Frequently asked questions

What is a straddle on HTH?
A straddle on HTH is the straddle strategy applied to HTH (stock). The strategy is structurally neutral / high-volatility (long premium): A long straddle buys an ATM call and an ATM put at the same strike, profiting from a large move in either direction; max loss equals the combined debit when the underlying pins to the strike at expiration. With HTH stock trading near $36.33, the strikes shown on this page are snapped to the nearest listed HTH chain strike and the premiums come straight from the end-of-day bid/ask midpoint.
How are HTH straddle max profit and max loss calculated?
Upside max profit is unbounded; downside max profit is bounded at the strike minus the combined call plus put debit (reached at zero). Max loss equals the combined debit times 100 (reached when the underlying pins to the strike). Two breakevens at strike plus debit and strike minus debit. For the HTH straddle priced from the end-of-day chain at a 30-day expiry (ATM IV 60.50%), the computed maximum profit is unbounded per contract and the computed maximum loss is unbounded per contract. Live intraday quotes will differ as the chain moves through the trading session.

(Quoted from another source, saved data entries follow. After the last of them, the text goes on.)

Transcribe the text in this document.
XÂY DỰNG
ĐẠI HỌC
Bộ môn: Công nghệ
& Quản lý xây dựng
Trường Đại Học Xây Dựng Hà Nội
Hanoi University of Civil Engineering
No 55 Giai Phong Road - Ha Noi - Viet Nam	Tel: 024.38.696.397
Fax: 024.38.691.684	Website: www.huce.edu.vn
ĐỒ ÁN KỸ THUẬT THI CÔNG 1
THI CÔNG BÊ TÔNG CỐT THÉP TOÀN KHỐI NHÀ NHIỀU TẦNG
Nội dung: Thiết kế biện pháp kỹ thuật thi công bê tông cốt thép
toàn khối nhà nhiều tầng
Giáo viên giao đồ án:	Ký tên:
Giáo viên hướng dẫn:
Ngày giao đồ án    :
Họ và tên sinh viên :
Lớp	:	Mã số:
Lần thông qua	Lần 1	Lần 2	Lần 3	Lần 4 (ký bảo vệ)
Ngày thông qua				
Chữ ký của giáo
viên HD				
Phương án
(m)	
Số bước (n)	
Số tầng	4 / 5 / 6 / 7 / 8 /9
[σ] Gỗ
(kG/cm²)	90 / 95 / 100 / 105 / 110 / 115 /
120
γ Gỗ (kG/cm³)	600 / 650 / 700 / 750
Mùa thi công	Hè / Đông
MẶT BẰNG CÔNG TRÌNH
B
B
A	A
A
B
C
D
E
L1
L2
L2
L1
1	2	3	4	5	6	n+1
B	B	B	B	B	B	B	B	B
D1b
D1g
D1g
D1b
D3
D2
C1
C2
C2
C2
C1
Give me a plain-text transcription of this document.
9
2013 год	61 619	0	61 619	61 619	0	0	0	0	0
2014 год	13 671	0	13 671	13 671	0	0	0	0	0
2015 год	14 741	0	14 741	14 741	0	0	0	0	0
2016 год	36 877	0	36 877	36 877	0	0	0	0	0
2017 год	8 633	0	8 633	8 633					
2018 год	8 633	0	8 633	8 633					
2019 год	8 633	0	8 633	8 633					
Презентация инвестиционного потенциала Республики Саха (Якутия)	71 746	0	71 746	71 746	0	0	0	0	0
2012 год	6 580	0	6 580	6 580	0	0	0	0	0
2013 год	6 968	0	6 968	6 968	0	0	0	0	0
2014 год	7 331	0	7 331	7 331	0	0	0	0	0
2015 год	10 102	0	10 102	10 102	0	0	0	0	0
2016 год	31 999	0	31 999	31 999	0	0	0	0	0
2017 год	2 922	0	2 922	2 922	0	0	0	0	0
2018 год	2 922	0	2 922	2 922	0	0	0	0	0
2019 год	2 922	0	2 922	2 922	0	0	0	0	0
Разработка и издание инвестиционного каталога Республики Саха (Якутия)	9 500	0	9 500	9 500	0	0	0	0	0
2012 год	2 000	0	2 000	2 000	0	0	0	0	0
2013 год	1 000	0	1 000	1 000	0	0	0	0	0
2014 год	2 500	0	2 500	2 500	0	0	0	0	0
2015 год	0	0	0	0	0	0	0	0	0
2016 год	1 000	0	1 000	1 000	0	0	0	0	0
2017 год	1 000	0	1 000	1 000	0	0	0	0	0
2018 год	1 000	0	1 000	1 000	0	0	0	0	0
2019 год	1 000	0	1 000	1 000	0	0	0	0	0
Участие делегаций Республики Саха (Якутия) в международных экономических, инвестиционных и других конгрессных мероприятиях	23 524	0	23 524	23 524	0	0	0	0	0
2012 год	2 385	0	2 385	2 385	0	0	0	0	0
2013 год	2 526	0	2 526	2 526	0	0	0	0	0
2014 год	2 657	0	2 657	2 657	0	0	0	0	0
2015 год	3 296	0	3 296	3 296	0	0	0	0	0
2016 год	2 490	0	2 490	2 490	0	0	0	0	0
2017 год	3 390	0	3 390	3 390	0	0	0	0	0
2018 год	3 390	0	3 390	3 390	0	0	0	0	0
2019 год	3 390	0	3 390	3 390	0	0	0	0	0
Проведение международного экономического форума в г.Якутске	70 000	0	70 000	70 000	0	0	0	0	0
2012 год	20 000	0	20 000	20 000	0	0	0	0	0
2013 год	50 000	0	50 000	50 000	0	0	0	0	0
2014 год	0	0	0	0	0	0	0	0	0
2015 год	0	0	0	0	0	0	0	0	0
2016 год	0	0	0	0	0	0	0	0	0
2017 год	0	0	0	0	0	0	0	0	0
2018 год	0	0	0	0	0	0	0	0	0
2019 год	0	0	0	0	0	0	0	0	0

What is the breakeven for a HTH straddle?
The breakeven for the HTH straddle priced on this page is no defined breakeven on the modeled curve at expiration, derived from end-of-day chain premiums. Breakeven is the underlying price at which the strategy's P&L crosses zero ignoring transaction costs and assignment risk. The current HTH market-implied 1-standard-deviation expected move is approximately 17.34%; if the move sits well outside the breakeven distance, the structure's risk-reward becomes correspondingly tighter.
When should you consider a straddle on HTH?
Straddles on HTH are pure-volatility plays that profit from large moves in either direction; traders typically buy HTH straddles ahead of earnings, FDA decisions, or other catalysts where the realized move is expected to exceed the implied move priced into the chain.
How does current HTH implied volatility affect this straddle?
HTH ATM IV is at 60.50% with IV rank near 12.38%, which is on the low end of its 1-year range. Premium-buying structures (long call, long put, debit spreads) are relatively cheap in this regime; premium-selling structures collect less credit per unit risk.